The appellate court overturned this determination, issuing a peremptory writ of mandate to exercise its discretion under section 917.9(a)(3).
Defendants mainly argued that section 917.9(a)(3) only applies to “judgments,” not “orders,” such that the provision was not applicable to the postjudgment orders at issue. Based on the use of the terms throughout the relevant statutory scheme, the Court of Appeal rejected this argument: “Reading section 917.9(a)(3) to arbitrarily prohibit an exercise of the trial court’s discretion to require an undertaking on appeal of such final money awards simply because they are labeled ‘orders’ and not ‘judgments’ is unreasonable.” (Slip Opn., at p. 4.)
The appellate court found support for its conclusion from other circumstances of record. Because defendants appealed both orders, the judgment was not a “solely costs” judgment so as to fall within section 917.9(a)(3), a result compelled by common sense.

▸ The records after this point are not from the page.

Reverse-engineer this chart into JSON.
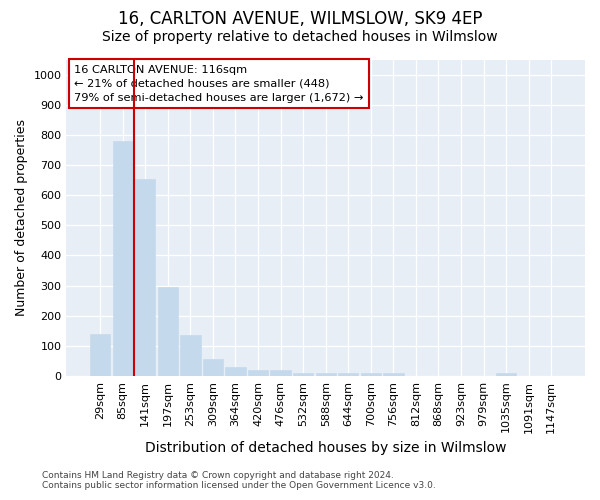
{
  "title": "16, CARLTON AVENUE, WILMSLOW, SK9 4EP",
  "subtitle": "Size of property relative to detached houses in Wilmslow",
  "xlabel": "Distribution of detached houses by size in Wilmslow",
  "ylabel": "Number of detached properties",
  "categories": [
    "29sqm",
    "85sqm",
    "141sqm",
    "197sqm",
    "253sqm",
    "309sqm",
    "364sqm",
    "420sqm",
    "476sqm",
    "532sqm",
    "588sqm",
    "644sqm",
    "700sqm",
    "756sqm",
    "812sqm",
    "868sqm",
    "923sqm",
    "979sqm",
    "1035sqm",
    "1091sqm",
    "1147sqm"
  ],
  "values": [
    140,
    780,
    655,
    295,
    137,
    57,
    30,
    18,
    18,
    10,
    8,
    8,
    8,
    8,
    0,
    0,
    0,
    0,
    8,
    0,
    0
  ],
  "bar_color": "#c5d9ed",
  "bar_edge_color": "#c5d9ed",
  "vline_color": "#cc0000",
  "vline_x": 1.5,
  "annotation_text": "16 CARLTON AVENUE: 116sqm\n← 21% of detached houses are smaller (448)\n79% of semi-detached houses are larger (1,672) →",
  "ylim": [
    0,
    1050
  ],
  "yticks": [
    0,
    100,
    200,
    300,
    400,
    500,
    600,
    700,
    800,
    900,
    1000
  ],
  "plot_bg_color": "#e8eef6",
  "footer_text": "Contains HM Land Registry data © Crown copyright and database right 2024.\nContains public sector information licensed under the Open Government Licence v3.0.",
  "title_fontsize": 12,
  "subtitle_fontsize": 10,
  "ylabel_fontsize": 9,
  "xlabel_fontsize": 10
}
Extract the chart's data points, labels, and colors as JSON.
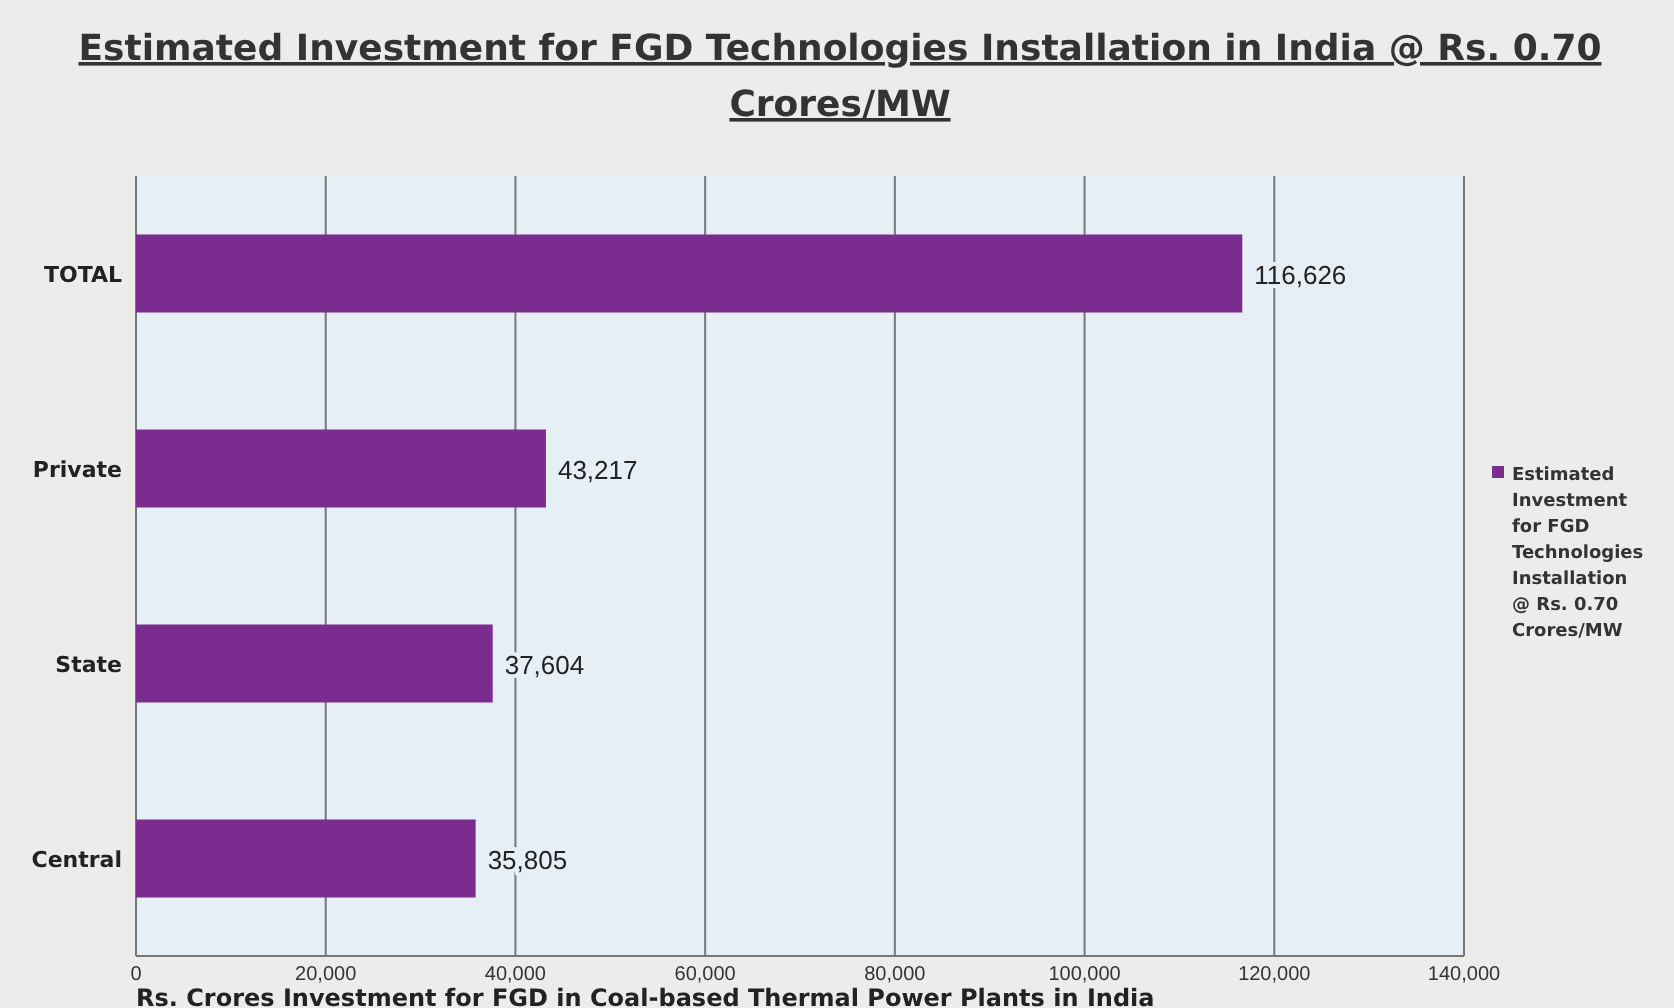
{
  "chart_data": {
    "type": "bar",
    "orientation": "horizontal",
    "title": "Estimated Investment for FGD Technologies Installation in India @ Rs. 0.70 Crores/MW",
    "xlabel": "Rs. Crores Investment for FGD in Coal-based Thermal Power Plants in India",
    "categories": [
      "TOTAL",
      "Private",
      "State",
      "Central"
    ],
    "series": [
      {
        "name": "Estimated Investment for FGD Technologies Installation @ Rs. 0.70 Crores/MW",
        "color": "#7b2d8f",
        "values": [
          116626,
          43217,
          37604,
          35805
        ],
        "value_labels": [
          "116,626",
          "43,217",
          "37,604",
          "35,805"
        ]
      }
    ],
    "xlim": [
      0,
      140000
    ],
    "xticks": [
      {
        "value": 0,
        "label": "0"
      },
      {
        "value": 20000,
        "label": "20,000"
      },
      {
        "value": 40000,
        "label": "40,000"
      },
      {
        "value": 60000,
        "label": "60,000"
      },
      {
        "value": 80000,
        "label": "80,000"
      },
      {
        "value": 100000,
        "label": "100,000"
      },
      {
        "value": 120000,
        "label": "120,000"
      },
      {
        "value": 140000,
        "label": "140,000"
      }
    ],
    "grid": "x",
    "legend": "right"
  }
}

After all, the costs/fee orders totaled over $400,000, and it defied logic to believe that section 917.9(a)(3) “completely insulated [them] from any exercise of the court’s discretion, no matter what the circumstances.” (Slip Opn., at p. 5.) Then, in a footnote, the appellate panel also stressed that even if section 917.1 did not mandate an undertaking meant that it was a case “not provided for in Sections 917.1 to 917.8,” which further meant that it was within the ambit of the discretionary authority of the court under section 917.9(a).